If you installed Kee in Firefox in the past couple of days, you have been given an old version of the extension by Mozilla (the makers of Firefox and managers of the Firefox add-ons marketplace / website).
Existing installations won’t be affected.
Check that you are running a recent version - 2.5 is the latest, but 2.4 is fine too (it just means that the automatic update to 2.5 hasn’t happened - it won’t be long so just check again in a few days if you want). If you are running a version older than 2.4, you should be automatically updated to a working version within a couple of days but I’d recommend asking Firefox to “check for updates” in the Add-ons manager tab to force this update to occur more quickly.
Mozilla are publishing version 2.5 right now - it usually takes less than an hour. Google Chrome users will be updated to v2.5 at least a few days later, just to keep the version numbers the same.
With over 100 “commits” (multiple related changes to the add-on code) over more than a year since the 220.127.116.11 version that Mozilla have distributed in recent days, there are clearly a large number of bugs, missing features and performance problems when compared to the latest version 2.4 released last month.
While there are no known security problems, installing out of date software is always a risk, especially so with security software like Kee. If someone had the inclination, developing an attack against a version over a year old is easier than doing so against the latest version.
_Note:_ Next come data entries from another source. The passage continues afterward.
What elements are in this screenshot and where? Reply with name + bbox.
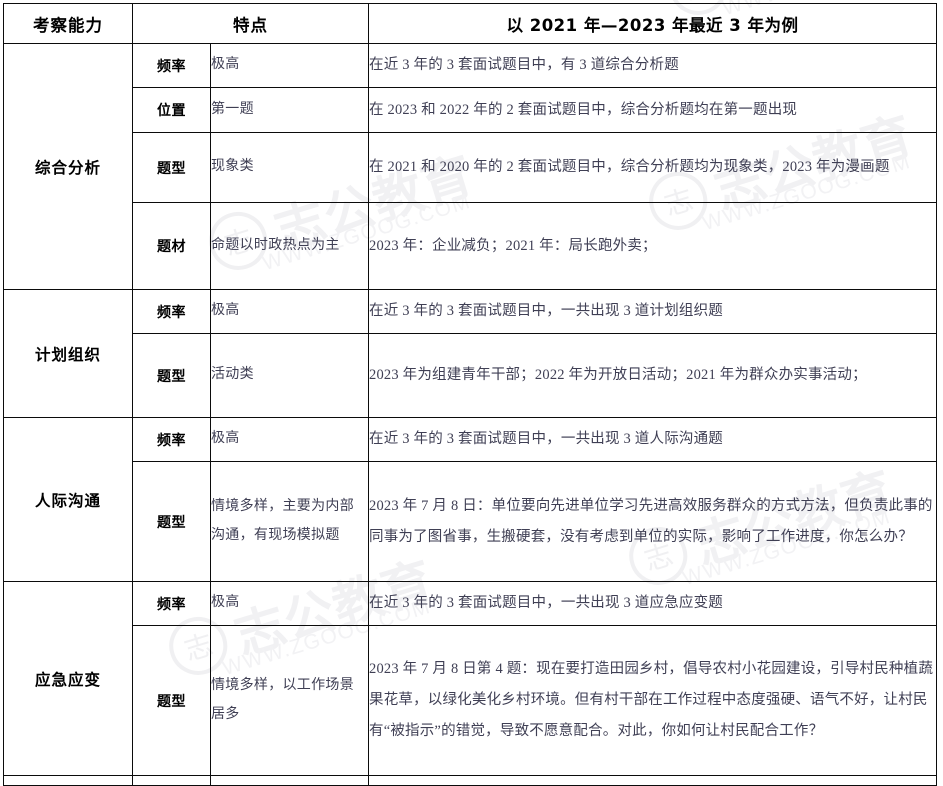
- example-text: 2023 年 7 月 8 日第 4 题：现在要打造田园乡村，倡导农村小花园建设，…: [368, 625, 937, 776]
- feature-text: 极高: [210, 417, 369, 462]
- header-feature: 特点: [132, 3, 369, 44]
- table-row: 计划组织 频率 极高 在近 3 年的 3 套面试题目中，一共出现 3 道计划组织…: [3, 289, 937, 418]
- example-text: 2023 年 7 月 8 日：单位要向先进单位学习先进高效服务群众的方式方法，但…: [368, 461, 937, 582]
- example-text: 在近 3 年的 3 套面试题目中，一共出现 3 道应急应变题: [368, 581, 937, 626]
- aspect-label-truncated: [132, 775, 211, 786]
- feature-text: 极高: [210, 581, 369, 626]
- example-text: 在近 3 年的 3 套面试题目中，有 3 道综合分析题: [368, 43, 937, 88]
- aspect-label: 频率: [132, 581, 211, 626]
- example-text: 在近 3 年的 3 套面试题目中，一共出现 3 道人际沟通题: [368, 417, 937, 462]
- aspect-label: 题型: [132, 625, 211, 776]
- header-example: 以 2021 年—2023 年最近 3 年为例: [368, 3, 937, 44]
- feature-text: 情境多样，主要为内部沟通，有现场模拟题: [210, 461, 369, 582]
- feature-text: 第一题: [210, 87, 369, 133]
- table-header-row: 考察能力 特点 以 2021 年—2023 年最近 3 年为例: [3, 3, 937, 44]
- example-text: 2023 年为组建青年干部；2022 年为开放日活动；2021 年为群众办实事活…: [368, 333, 937, 418]
- feature-text: 极高: [210, 43, 369, 88]
- aspect-label: 频率: [132, 289, 211, 334]
- table-row: 题材 命题以时政热点为主 2023 年：企业减负；2021 年：局长跑外卖；: [4, 202, 937, 290]
- table-row: 位置 第一题 在 2023 和 2022 年的 2 套面试题目中，综合分析题均在…: [4, 87, 937, 133]
- header-ability: 考察能力: [3, 3, 133, 44]
- table-row: 题型 现象类 在 2021 和 2020 年的 2 套面试题目中，综合分析题均为…: [4, 132, 937, 203]
- table-row-truncated: [3, 775, 937, 786]
- example-text: 在近 3 年的 3 套面试题目中，一共出现 3 道计划组织题: [368, 289, 937, 334]
- feature-text: 命题以时政热点为主: [210, 202, 369, 290]
- table-row: 应急应变 频率 极高 在近 3 年的 3 套面试题目中，一共出现 3 道应急应变…: [3, 581, 937, 776]
- feature-text: 情境多样，以工作场景居多: [210, 625, 369, 776]
- table-row: 人际沟通 频率 极高 在近 3 年的 3 套面试题目中，一共出现 3 道人际沟通…: [3, 417, 937, 582]
- group-label-comprehensive-analysis: 综合分析: [3, 43, 133, 290]
- exam-ability-analysis-table-container: 考察能力 特点 以 2021 年—2023 年最近 3 年为例 综合分析 频率 …: [3, 3, 937, 786]
- aspect-label: 题材: [132, 202, 211, 290]
- group-label-truncated: [3, 775, 133, 786]
- table-row: 综合分析 频率 极高 在近 3 年的 3 套面试题目中，有 3 道综合分析题: [3, 43, 937, 290]
- group-label-planning-organization: 计划组织: [3, 289, 133, 418]
- table-row: 题型 情境多样，主要为内部沟通，有现场模拟题 2023 年 7 月 8 日：单位…: [4, 461, 937, 582]
- group-label-interpersonal-communication: 人际沟通: [3, 417, 133, 582]
- example-text: 2023 年：企业减负；2021 年：局长跑外卖；: [368, 202, 937, 290]
- table-row: 题型 活动类 2023 年为组建青年干部；2022 年为开放日活动；2021 年…: [4, 333, 937, 418]
- feature-text-truncated: [210, 775, 369, 786]
- feature-text: 现象类: [210, 132, 369, 203]
- example-text: 在 2023 和 2022 年的 2 套面试题目中，综合分析题均在第一题出现: [368, 87, 937, 133]
- aspect-label: 题型: [132, 333, 211, 418]
- example-text-truncated: [368, 775, 937, 786]
- exam-ability-analysis-table: 考察能力 特点 以 2021 年—2023 年最近 3 年为例 综合分析 频率 …: [3, 3, 937, 786]
- aspect-label: 题型: [132, 132, 211, 203]
- feature-text: 活动类: [210, 333, 369, 418]
- aspect-label: 题型: [132, 461, 211, 582]
- aspect-label: 频率: [132, 43, 211, 88]
- group-label-emergency-response: 应急应变: [3, 581, 133, 776]
- feature-text: 极高: [210, 289, 369, 334]
- aspect-label: 频率: [132, 417, 211, 462]
- aspect-label: 位置: [132, 87, 211, 133]
- example-text: 在 2021 和 2020 年的 2 套面试题目中，综合分析题均为现象类，202…: [368, 132, 937, 203]
- table-row: 题型 情境多样，以工作场景居多 2023 年 7 月 8 日第 4 题：现在要打…: [4, 625, 937, 776]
It is concerning that this has happened and I have raised my concerns with Mozilla. I am unsure whether the discussion with them will continue and lead to any constructive future changes but I will give that a chance. In the mean time, I feel I need to be upfront with all Kee users about what has happened so that this can alleviate any concerns that would arise from the unusual recent activity.
The simplified facts of the matter are that:
- Changes to Mozilla’s add-on review policies in the last year or so have meant that they may require modifications to the structure of an add-on’s source code.
- Kee, unknown to me, was no longer in compliance with one of these changed policies that aims to help Mozilla to efficiently review the large amount of code in the large amount of addons for Firefox.
- Mozilla notified me of this and I sought the policy clarifications required to allow me to develop the changes they requested in a timely manner.
- Mozilla provided this clarification but only after they had already disabled all versions of the add-on since 18.104.22.168.
- My requests for this to be reversed have so far received no response.
- To ensure that new Kee users are not delivered a compromised experience, I have today issued an emergency update to version 2.5.
The changes in v2.5 are broadly insignificant to anyone other than a Mozilla reviewer so I am hopeful that bypassing the usual beta testing and language translation period will cause no problems. Do let me know if you find something that does break though.
I am confident that Mozilla and those working in the add-on review team are acting with all Firefox users’ best interests at the fore - it is scary to think of how many malicious add-ons they must come across every day and just one slip-up could lead to disastrous consequences for users and themselves.
In my opinion, this particular situation could have been handled in a way that showed a greater respect for the users of Kee and those that spend their spare time developing extensions to improve Firefox (e.g. me), and I am hopeful that some minor adjustments to the Mozilla review process will prevent this from happening to Kee or other Firefox add-ons in future.